Building a Real-Time Collaborative AI Editor with Quarkus, CRDTs, and Local LLMs
Learn how to combine CRDTs, WebSockets, and a local LLM to build a fast, conflict-free collaborative text editor with AI suggestions—entirely in Java.
The modern developer doesn’t just write code anymore, they shape collaborative, intelligent systems. In this tutorial, you'll build one such system: a real-time collaborative text editor with AI-powered writing suggestions. It's a full-stack Java application using Quarkus, LangChain4j, WebSockets, and a simplified CRDT model to keep concurrent edits conflict-free.
This isn't just another CRUD app. You're going to explore WebSockets for real-time collaboration, CRDTs for distributed consistency, and local large language models (LLMs) for AI-powered suggestions, all in a single Java-based project.
What You’ll Build
This project combines classic backend skills with modern AI tools:
A Quarkus backend using WebSockets for real-time collaboration
A conflict-free editing model using a sequence-based CRDT
A simple but powerful AI assistant built with LangChain4j
A local language model served automatically using Ollama via Dev Services
A lightweight HTML and JavaScript frontend that ties everything together
Prerequisites
Make sure you have the following installed before you continue:
JDK 17 or newer
Apache Maven 3.8+
Podman (or even Docker) Running and accessible. Quarkus Dev Services will spin up a local Ollama container automatically.

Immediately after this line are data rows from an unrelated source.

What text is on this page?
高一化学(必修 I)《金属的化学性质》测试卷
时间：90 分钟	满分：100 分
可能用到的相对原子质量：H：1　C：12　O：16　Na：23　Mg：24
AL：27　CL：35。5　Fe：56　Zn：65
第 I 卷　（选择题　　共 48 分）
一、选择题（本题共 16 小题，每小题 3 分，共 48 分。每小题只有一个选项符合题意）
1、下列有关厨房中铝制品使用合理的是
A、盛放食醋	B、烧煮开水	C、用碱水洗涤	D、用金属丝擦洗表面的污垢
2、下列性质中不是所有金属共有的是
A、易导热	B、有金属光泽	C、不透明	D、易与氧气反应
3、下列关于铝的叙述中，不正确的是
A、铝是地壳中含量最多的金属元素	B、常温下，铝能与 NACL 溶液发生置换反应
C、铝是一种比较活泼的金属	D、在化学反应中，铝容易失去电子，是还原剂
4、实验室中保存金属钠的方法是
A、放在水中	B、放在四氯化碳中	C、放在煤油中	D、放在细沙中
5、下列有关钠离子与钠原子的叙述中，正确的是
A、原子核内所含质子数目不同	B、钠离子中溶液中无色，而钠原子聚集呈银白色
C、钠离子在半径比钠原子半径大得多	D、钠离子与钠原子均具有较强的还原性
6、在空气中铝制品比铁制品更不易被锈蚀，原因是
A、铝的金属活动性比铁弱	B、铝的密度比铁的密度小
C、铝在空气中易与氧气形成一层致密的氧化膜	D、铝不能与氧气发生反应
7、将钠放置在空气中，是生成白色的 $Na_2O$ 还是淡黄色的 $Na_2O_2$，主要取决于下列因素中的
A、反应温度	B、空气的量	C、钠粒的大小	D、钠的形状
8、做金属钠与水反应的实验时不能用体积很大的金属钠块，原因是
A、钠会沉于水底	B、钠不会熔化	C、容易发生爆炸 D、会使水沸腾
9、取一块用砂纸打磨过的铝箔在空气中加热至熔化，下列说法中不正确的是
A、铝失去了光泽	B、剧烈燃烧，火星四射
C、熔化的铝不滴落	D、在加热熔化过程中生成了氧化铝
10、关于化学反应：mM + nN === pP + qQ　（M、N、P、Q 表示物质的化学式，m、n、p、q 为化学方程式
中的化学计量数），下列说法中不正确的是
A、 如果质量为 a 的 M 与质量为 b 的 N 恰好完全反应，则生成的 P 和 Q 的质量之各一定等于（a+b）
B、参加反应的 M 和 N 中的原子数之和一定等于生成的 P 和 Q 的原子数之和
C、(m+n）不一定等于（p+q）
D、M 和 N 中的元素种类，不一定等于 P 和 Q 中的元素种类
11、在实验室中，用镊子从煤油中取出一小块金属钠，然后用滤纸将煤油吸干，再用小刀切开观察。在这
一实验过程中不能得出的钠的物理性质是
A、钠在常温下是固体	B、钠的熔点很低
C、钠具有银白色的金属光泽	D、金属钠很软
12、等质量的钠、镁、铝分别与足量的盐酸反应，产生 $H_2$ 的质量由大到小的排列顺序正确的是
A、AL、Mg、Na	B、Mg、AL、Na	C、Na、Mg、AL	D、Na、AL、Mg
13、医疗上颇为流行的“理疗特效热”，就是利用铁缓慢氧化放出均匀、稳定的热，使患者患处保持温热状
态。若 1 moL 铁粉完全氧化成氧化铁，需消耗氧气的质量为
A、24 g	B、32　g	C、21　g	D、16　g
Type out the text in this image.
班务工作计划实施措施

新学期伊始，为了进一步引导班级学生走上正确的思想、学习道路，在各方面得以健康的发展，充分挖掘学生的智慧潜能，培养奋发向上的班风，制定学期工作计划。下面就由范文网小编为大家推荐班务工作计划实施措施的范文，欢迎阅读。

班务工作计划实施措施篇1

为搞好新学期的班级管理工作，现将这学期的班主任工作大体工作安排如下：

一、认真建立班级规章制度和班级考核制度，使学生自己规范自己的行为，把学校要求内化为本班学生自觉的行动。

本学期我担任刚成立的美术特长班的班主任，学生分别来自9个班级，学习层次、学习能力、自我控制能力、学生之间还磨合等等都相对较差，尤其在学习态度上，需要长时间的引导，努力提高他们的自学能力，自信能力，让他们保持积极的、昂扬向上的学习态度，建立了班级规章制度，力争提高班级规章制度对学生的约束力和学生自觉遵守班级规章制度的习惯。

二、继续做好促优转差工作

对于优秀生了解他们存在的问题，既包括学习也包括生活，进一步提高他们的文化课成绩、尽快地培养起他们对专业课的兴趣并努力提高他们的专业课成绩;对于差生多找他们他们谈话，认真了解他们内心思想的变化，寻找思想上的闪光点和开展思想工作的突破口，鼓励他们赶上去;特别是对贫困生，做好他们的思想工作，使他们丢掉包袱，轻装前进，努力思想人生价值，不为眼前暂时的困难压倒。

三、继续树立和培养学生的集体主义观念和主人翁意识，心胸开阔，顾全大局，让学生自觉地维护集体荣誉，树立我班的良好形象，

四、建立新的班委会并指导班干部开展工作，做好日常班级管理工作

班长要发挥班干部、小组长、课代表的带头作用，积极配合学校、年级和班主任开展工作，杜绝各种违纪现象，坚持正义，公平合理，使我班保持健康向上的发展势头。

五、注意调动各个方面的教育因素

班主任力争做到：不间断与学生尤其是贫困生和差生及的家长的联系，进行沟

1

Project Setup: Generate Your Quarkus App
If you don’t want to follow along you are more than welcome to grab the source from my Github repository. When you do that, please also leave a star there :)
First, generate a new Quarkus project with the necessary extensions:
mvn io.quarkus.platform:quarkus-maven-plugin:create \
-DprojectGroupId="org.crdt.ai" \
-DprojectArtifactId="collaborative-editor" \
-Dextensions="websockets-next, langchain4j-ollama, rest-jackson"
cd collaborative-editor
Here's what each extension gives you:
websockets-next
: Modern WebSocket support with lifecycle annotationslangchain4j-ollama
: AI integration powered by local models using Ollamarest-jackson
: JSON handling over WebSocket messages
Backend Foundation: Sequence CRDT and AI Suggestions
Let’s start building the server-side logic.

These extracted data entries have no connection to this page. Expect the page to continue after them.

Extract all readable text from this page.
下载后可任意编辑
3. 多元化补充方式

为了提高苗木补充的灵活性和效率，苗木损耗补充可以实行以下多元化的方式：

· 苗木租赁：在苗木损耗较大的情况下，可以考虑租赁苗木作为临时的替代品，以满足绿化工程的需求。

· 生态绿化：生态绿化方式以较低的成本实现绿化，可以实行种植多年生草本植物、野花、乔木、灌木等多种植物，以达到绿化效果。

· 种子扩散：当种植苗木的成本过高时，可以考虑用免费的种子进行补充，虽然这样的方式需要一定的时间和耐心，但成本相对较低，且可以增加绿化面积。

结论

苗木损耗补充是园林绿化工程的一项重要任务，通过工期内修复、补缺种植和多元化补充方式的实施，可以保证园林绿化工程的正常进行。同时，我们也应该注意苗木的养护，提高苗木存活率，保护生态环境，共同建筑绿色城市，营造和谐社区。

Modeling Characters with CRDTs
Instead of managing the entire document as a string, we’ll model it as a list of characters, each with a unique ID. This ensures that concurrent insertions and deletions are unambiguous and conflict-free.

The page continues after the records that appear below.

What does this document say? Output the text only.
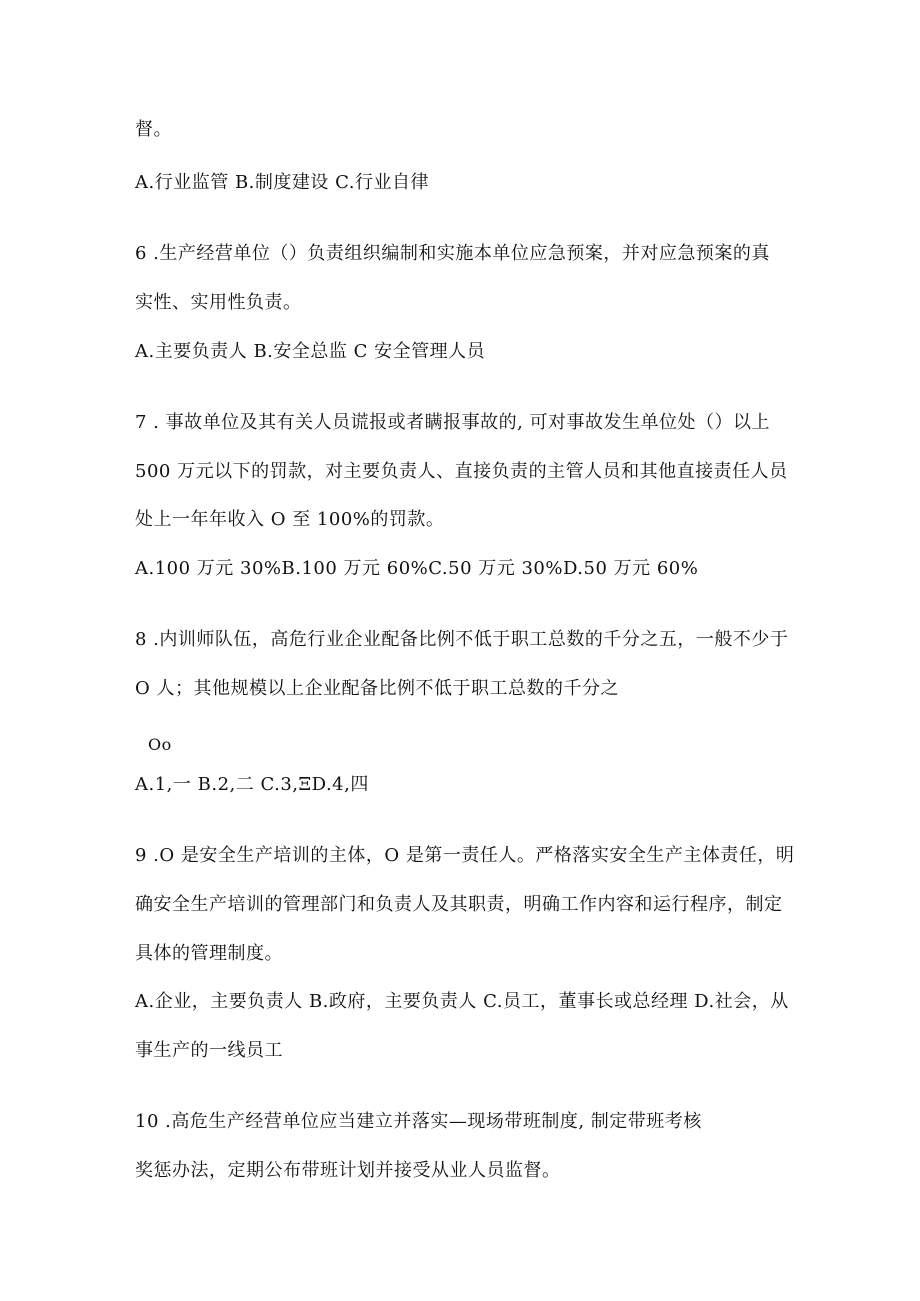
督。
A.行业监管 B.制度建设 C.行业自律
6 .生产经营单位（）负责组织编制和实施本单位应急预案，并对应急预案的真
实性、实用性负责。
A.主要负责人 B.安全总监 C 安全管理人员
7 . 事故单位及其有关人员谎报或者瞒报事故的, 可对事故发生单位处（）以上
500 万元以下的罚款，对主要负责人、直接负责的主管人员和其他直接责任人员
处上一年年收入 O 至 100%的罚款。
A.100 万元 30%B.100 万元 60%C.50 万元 30%D.50 万元 60%
8 .内训师队伍，高危行业企业配备比例不低于职工总数的千分之五，一般不少于
O 人；其他规模以上企业配备比例不低于职工总数的千分之
Oo
A.1,一 B.2,二 C.3,ΞD.4,四
9 .O 是安全生产培训的主体，O 是第一责任人。严格落实安全生产主体责任，明
确安全生产培训的管理部门和负责人及其职责，明确工作内容和运行程序，制定
具体的管理制度。
A.企业，主要负责人 B.政府，主要负责人 C.员工，董事长或总经理 D.社会，从
事生产的一线员工
10 .高危生产经营单位应当建立并落实—现场带班制度, 制定带班考核
奖惩办法，定期公布带班计划并接受从业人员监督。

Create: src/main/java/org/crdt/ai/CrdtCharacter.java
package org.crdt.ai;
import java.util.UUID;
public record CrdtCharacter(char value, UUID id) {}
Next, create a singleton to manage shared state across WebSocket sessions:
src/main/java/org/crdt/ai/DocumentState.java
package org.crdt.ai;
import java.util.List;
import java.util.UUID;
import java.util.concurrent.CopyOnWriteArrayList;
import java.util.stream.Collectors;
import jakarta.enterprise.context.ApplicationScoped;
@ApplicationScoped
public class DocumentState {
private final List<CrdtCharacter> document = new CopyOnWriteArrayList<>();
public void insert(int index, CrdtCharacter character) {
if (index >= 0 && index <= document.size()) {
document.add(index, character);
}
}
public void delete(UUID characterId) {
document.removeIf(c -> c.id().equals(characterId));
}
public String getTextContent() {
return document.stream()
.map(c -> String.valueOf(c.value()))
.collect(Collectors.joining());
}
public List<CrdtCharacter> getFullDocument() {
return List.copyOf(document);
}
}
Structuring WebSocket Messages
To keep message handling clean, define a wrapper for all WebSocket messages.
Create: src/main/java/org/crdt/ai/websocket/WsMessage.java
package org.crdt.ai.websocket;
import com.fasterxml.jackson.databind.JsonNode;
public record WsMessage(String type, JsonNode payload) {}
Creating the AI Assistant
Now let’s add our AI capability. LangChain4j makes this simple. Define an interface annotated with @RegisterAiService
and provide a system prompt. Create: src/main/java/org/crdt/ai/AiAssistant.java
package org.crdt.ai;
import dev.langchain4j.service.SystemMessage;
import io.quarkiverse.langchain4j.RegisterAiService;
@RegisterAiService
public interface AiAssistant {
@SystemMessage("""
You are a helpful and creative writing assistant.
The user will provide you with a piece of text from their document.
Your task is to continue the text with one or two concise and creative sentences.
DO NOT repeat the user's text in your response. Just provide the new sentences.
Your response must be plain text, without any formatting.
""")
String suggest(String text);
}
Handling WebSocket Events
Now let’s wire everything together. This class will manage all WebSocket connections, message routing, document updates, and AI responses.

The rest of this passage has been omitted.